Caspase activation correlates with the degree of inflammatory liver injury in chronic hepatitis C virus infection



Hepatitis C virus (HCV) infection is a major cause of liver disease characterized by inflammation, cell damage, and fibrotic reactions of hepatocytes. Apoptosis has been implicated in the pathogenesis, although it is unclear whether proteases of the caspase family as the central executioners of apoptosis are involved and how caspase activation contributes to liver injury. In the present study, we measured the activation of effector caspases in liver biopsy specimens of patients with chronic HCV infection. The activation of caspase-3, caspase-7, and cleavage of poly(ADP-ribose)polymerase (PARP), a specific caspase substrate, were measured by immunohistochemistry and Western blot analysis by using antibodies that selectively detect the active truncated, but not the inactive precursor forms of the caspases and PARP. We found that caspase activation was considerably elevated in liver lobules of HCV patients in comparison to normal controls.
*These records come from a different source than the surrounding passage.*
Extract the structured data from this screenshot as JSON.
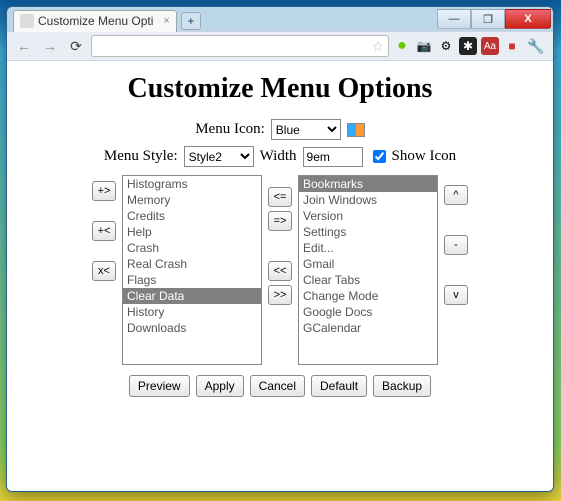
{
  "window": {
    "tab_title": "Customize Menu Opti",
    "tab_close": "×",
    "new_tab": "+",
    "min": "—",
    "max": "❐",
    "close": "X"
  },
  "toolbar": {
    "back": "←",
    "forward": "→",
    "reload": "⟳",
    "star": "☆",
    "wrench": "🔧"
  },
  "ext_icons": {
    "green": "●",
    "camera": "📷",
    "gears": "⚙",
    "asterisk": "✱",
    "aa": "Aa",
    "red": "■"
  },
  "page": {
    "title": "Customize Menu Options",
    "menu_icon_label": "Menu Icon:",
    "menu_icon_value": "Blue",
    "menu_style_label": "Menu Style:",
    "menu_style_value": "Style2",
    "width_label": "Width",
    "width_value": "9em",
    "show_icon_label": "Show Icon"
  },
  "left_list": {
    "items": [
      "Histograms",
      "Memory",
      "Credits",
      "Help",
      "Crash",
      "Real Crash",
      "Flags",
      "Clear Data",
      "History",
      "Downloads"
    ],
    "selected_index": 7
  },
  "right_list": {
    "items": [
      "Bookmarks",
      "Join Windows",
      "Version",
      "Settings",
      "Edit...",
      "Gmail",
      "Clear Tabs",
      "Change Mode",
      "Google Docs",
      "GCalendar"
    ],
    "selected_index": 0
  },
  "buttons": {
    "add_all": "+>",
    "add_sel": "+<",
    "remove": "x<",
    "move_left": "<=",
    "move_right": "=>",
    "move_far_left": "<<",
    "move_far_right": ">>",
    "up": "^",
    "mid": "-",
    "down": "v",
    "preview": "Preview",
    "apply": "Apply",
    "cancel": "Cancel",
    "default": "Default",
    "backup": "Backup"
  }
}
Interestingly, the immunoreactive cells did yet not reveal an overt apoptotic morphology. The extent of caspase activation correlated significantly with the disease grade, i.e., necroinflammatory activity. In contrast, no correlation was observed with other surrogate markers such as serum transaminases and viral load. In biopsy specimens with low activity (grade 0) 7.7% of the hepatocytes revealed caspase-3 activation, whereas 20.9% of the cells stained positively in grade 3. Thus, our results suggest that caspase activation is involved in HCV-associated liver injury. Moreover, measurement of caspase activity may represent a reliable marker for the early detection of liver damage, which may open up new diagnostic and therapeutic strategies in HCV infection.